Operação Parasitas: Fraude em 3,5 mil contas do BRB pode ter gerado rombo de R$ 5 milhões

Por O Brasiliens

A Polícia Civil do Distrito Federal (PCDF) deflagrou, na manhã desta terça-feira (23), a Operação Parasitas. A ação visa desarticular um esquema milionário de fraudes que utilizava descontos associativos irregulares diretamente em contas bancárias de aposentados e pensionistas vinculados ao Governo do Distrito Federal (GDF). Segundo as investigações preliminares, mais de 3,5 mil contas foram alvo do golpe, gerando um prejuízo inicial estimado em R$ 5 milhões.

A ofensiva foi coordenada pela Coordenação de Repressão aos Crimes Contra o Consumidor, a Propriedade Imaterial e a Fraudes (Corf). De acordo com os investigadores, associações de fachada firmavam contratos para autorizar débitos automáticos nos benefícios previdenciários das vítimas sem qualquer comprovação ou anuência dos titulares. Em depoimento, diversos correntistas lesados afirmaram que nunca autorizaram as cobranças.

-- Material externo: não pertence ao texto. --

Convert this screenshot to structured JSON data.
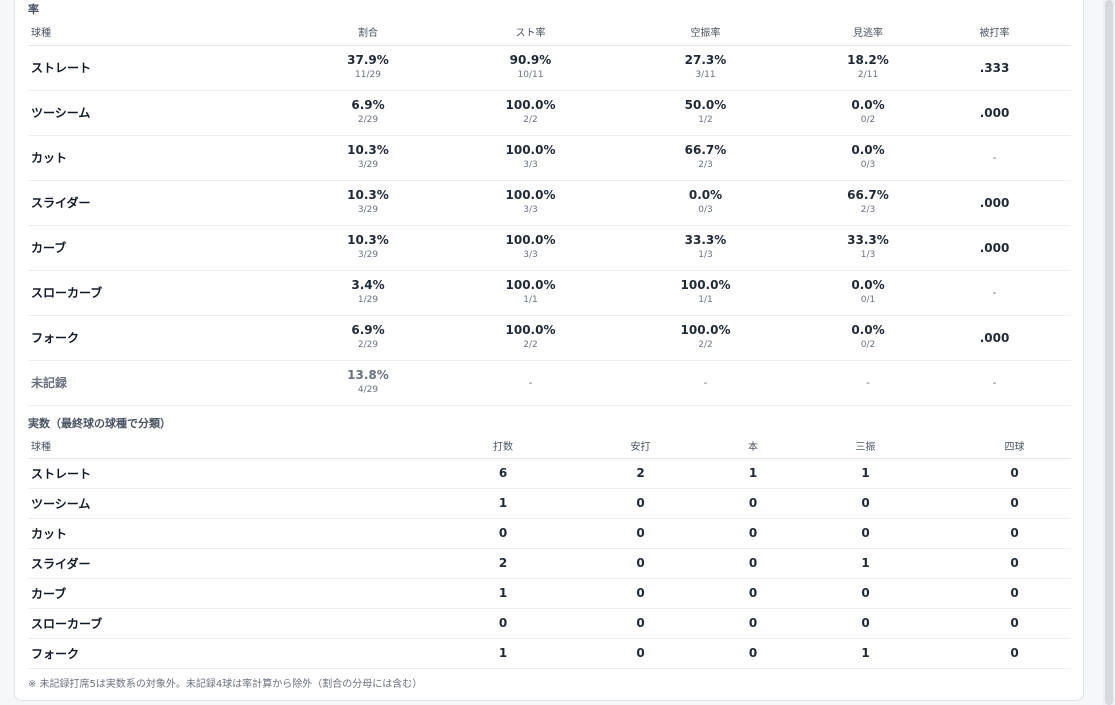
{
  "rates": {
    "title": "率",
    "headers": [
      "球種",
      "割合",
      "スト率",
      "空振率",
      "見逃率",
      "被打率"
    ],
    "rows": [
      {
        "name": "ストレート",
        "share": "37.9%",
        "share_sub": "11/29",
        "strike": "90.9%",
        "strike_sub": "10/11",
        "whiff": "27.3%",
        "whiff_sub": "3/11",
        "looking": "18.2%",
        "looking_sub": "2/11",
        "avg": ".333"
      },
      {
        "name": "ツーシーム",
        "share": "6.9%",
        "share_sub": "2/29",
        "strike": "100.0%",
        "strike_sub": "2/2",
        "whiff": "50.0%",
        "whiff_sub": "1/2",
        "looking": "0.0%",
        "looking_sub": "0/2",
        "avg": ".000"
      },
      {
        "name": "カット",
        "share": "10.3%",
        "share_sub": "3/29",
        "strike": "100.0%",
        "strike_sub": "3/3",
        "whiff": "66.7%",
        "whiff_sub": "2/3",
        "looking": "0.0%",
        "looking_sub": "0/3",
        "avg": "-"
      },
      {
        "name": "スライダー",
        "share": "10.3%",
        "share_sub": "3/29",
        "strike": "100.0%",
        "strike_sub": "3/3",
        "whiff": "0.0%",
        "whiff_sub": "0/3",
        "looking": "66.7%",
        "looking_sub": "2/3",
        "avg": ".000"
      },
      {
        "name": "カーブ",
        "share": "10.3%",
        "share_sub": "3/29",
        "strike": "100.0%",
        "strike_sub": "3/3",
        "whiff": "33.3%",
        "whiff_sub": "1/3",
        "looking": "33.3%",
        "looking_sub": "1/3",
        "avg": ".000"
      },
      {
        "name": "スローカーブ",
        "share": "3.4%",
        "share_sub": "1/29",
        "strike": "100.0%",
        "strike_sub": "1/1",
        "whiff": "100.0%",
        "whiff_sub": "1/1",
        "looking": "0.0%",
        "looking_sub": "0/1",
        "avg": "-"
      },
      {
        "name": "フォーク",
        "share": "6.9%",
        "share_sub": "2/29",
        "strike": "100.0%",
        "strike_sub": "2/2",
        "whiff": "100.0%",
        "whiff_sub": "2/2",
        "looking": "0.0%",
        "looking_sub": "0/2",
        "avg": ".000"
      }
    ],
    "unrecorded": {
      "name": "未記録",
      "share": "13.8%",
      "share_sub": "4/29",
      "strike": "-",
      "whiff": "-",
      "looking": "-",
      "avg": "-"
    }
  },
  "counts": {
    "title": "実数（最終球の球種で分類）",
    "headers": [
      "球種",
      "打数",
      "安打",
      "本",
      "三振",
      "四球"
    ],
    "rows": [
      {
        "name": "ストレート",
        "ab": "6",
        "hits": "2",
        "hr": "1",
        "so": "1",
        "bb": "0"
      },
      {
        "name": "ツーシーム",
        "ab": "1",
        "hits": "0",
        "hr": "0",
        "so": "0",
        "bb": "0"
      },
      {
        "name": "カット",
        "ab": "0",
        "hits": "0",
        "hr": "0",
        "so": "0",
        "bb": "0"
      },
      {
        "name": "スライダー",
        "ab": "2",
        "hits": "0",
        "hr": "0",
        "so": "1",
        "bb": "0"
      },
      {
        "name": "カーブ",
        "ab": "1",
        "hits": "0",
        "hr": "0",
        "so": "0",
        "bb": "0"
      },
      {
        "name": "スローカーブ",
        "ab": "0",
        "hits": "0",
        "hr": "0",
        "so": "0",
        "bb": "0"
      },
      {
        "name": "フォーク",
        "ab": "1",
        "hits": "0",
        "hr": "0",
        "so": "1",
        "bb": "0"
      }
    ]
  },
  "note": "※ 未記録打席5は実数系の対象外。未記録4球は率計算から除外（割合の分母には含む）"
}
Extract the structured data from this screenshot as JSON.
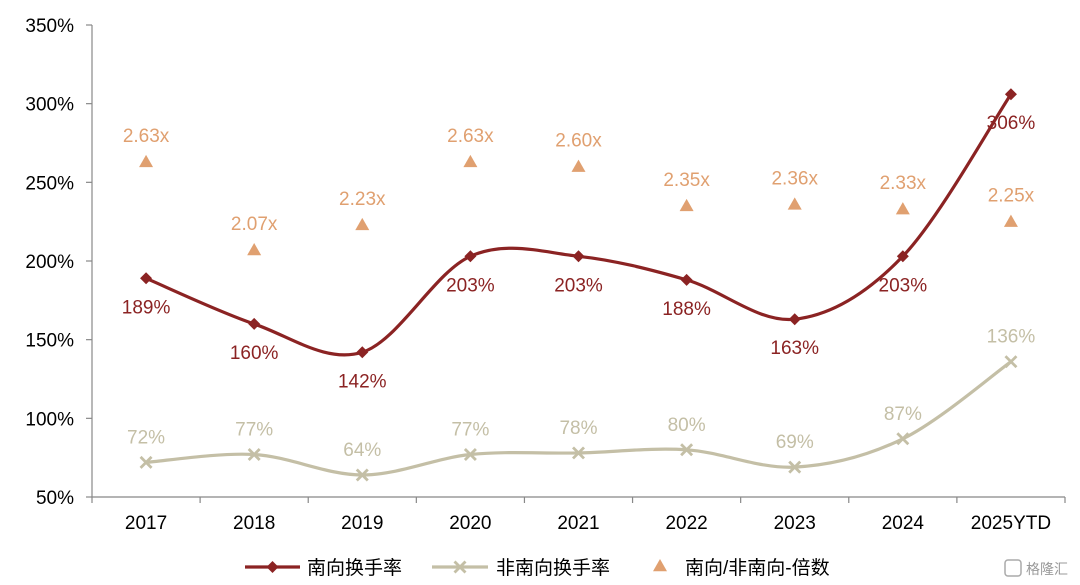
{
  "chart_data": {
    "type": "line",
    "categories": [
      "2017",
      "2018",
      "2019",
      "2020",
      "2021",
      "2022",
      "2023",
      "2024",
      "2025YTD"
    ],
    "ylim": [
      50,
      350
    ],
    "yticks": [
      "50%",
      "100%",
      "150%",
      "200%",
      "250%",
      "300%",
      "350%"
    ],
    "ytick_values": [
      50,
      100,
      150,
      200,
      250,
      300,
      350
    ],
    "grid": false,
    "legend_position": "bottom",
    "series": [
      {
        "name": "南向换手率",
        "kind": "line",
        "marker": "diamond",
        "color": "#8B2323",
        "values": [
          189,
          160,
          142,
          203,
          203,
          188,
          163,
          203,
          306
        ],
        "labels": [
          "189%",
          "160%",
          "142%",
          "203%",
          "203%",
          "188%",
          "163%",
          "203%",
          "306%"
        ]
      },
      {
        "name": "非南向换手率",
        "kind": "line",
        "marker": "x",
        "color": "#C4BFA6",
        "values": [
          72,
          77,
          64,
          77,
          78,
          80,
          69,
          87,
          136
        ],
        "labels": [
          "72%",
          "77%",
          "64%",
          "77%",
          "78%",
          "80%",
          "69%",
          "87%",
          "136%"
        ]
      },
      {
        "name": "南向/非南向-倍数",
        "kind": "scatter",
        "marker": "triangle",
        "color": "#E0A070",
        "values": [
          2.63,
          2.07,
          2.23,
          2.63,
          2.6,
          2.35,
          2.36,
          2.33,
          2.25
        ],
        "labels": [
          "2.63x",
          "2.07x",
          "2.23x",
          "2.63x",
          "2.60x",
          "2.35x",
          "2.36x",
          "2.33x",
          "2.25x"
        ]
      }
    ]
  },
  "watermark": "格隆汇"
}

Mandados judiciais e prisões no DF e em Minas Gerais

A operação mobilizou equipes policiais para o cumprimento de um forte pacote de medidas restritivas e de coleta de provas de forma simultânea em duas unidades da federação:

  • Prisões: Estão sendo cumpridos quatro mandados de prisão temporária e três mandados de prisão preventiva.
  • Busca e Apreensão: Agentes cumprem 10 mandados de busca e apreensão direcionados às residências dos investigados e às sedes das associações suspeitas.

As diligências ocorrem em diversas regiões administrativas do Distrito Federal, como o Plano Piloto, Asa Sul, Asa Norte, Recanto das Emas, Brazlândia e Jardim Botânico. No estado de Minas Gerais, os policiais cumprem ordens judiciais nos municípios de Belo Horizonte e Igaratinga. O objetivo central desta etapa é apreender documentos e mídias digitais que comprovem como era feita a manutenção e a operacionalização do modelo de arrecadação ilícita.

BRB emite nota e afasta funcionários suspeitos

O nome da operação, “Parasitas”, faz uma alusão direta à conduta dos criminosos, que sugavam mensalmente e de forma silenciosa pequenas quantias das contas dos idosos. Diante do envolvimento de servidores da instituição bancária no monitoramento e facilitação das fraudes, a diretoria do Banco de Brasília emitiu um posicionamento oficial detalhando os procedimentos de governança interna adotados:

“A operação teve início a partir de notícia crime encaminhada pelo próprio banco às autoridades policiais, após a identificação de irregularidades em movimentações financeiras e indícios de descumprimento de normas de compliance. Como medida administrativa, três empregados foram afastados de suas funções até a conclusão das investigações e a verificação de eventual responsabilidade.”

O BRB ressaltou, ainda, que os eventos sob apuração não possuem relação com as diretrizes da atual administração do banco e reiterou que colabora integralmente com o Poder Judiciário e com a Corf para garantir que qualquer conduta irregular de seu quadro funcional seja punida com o rigor das normas vigentes.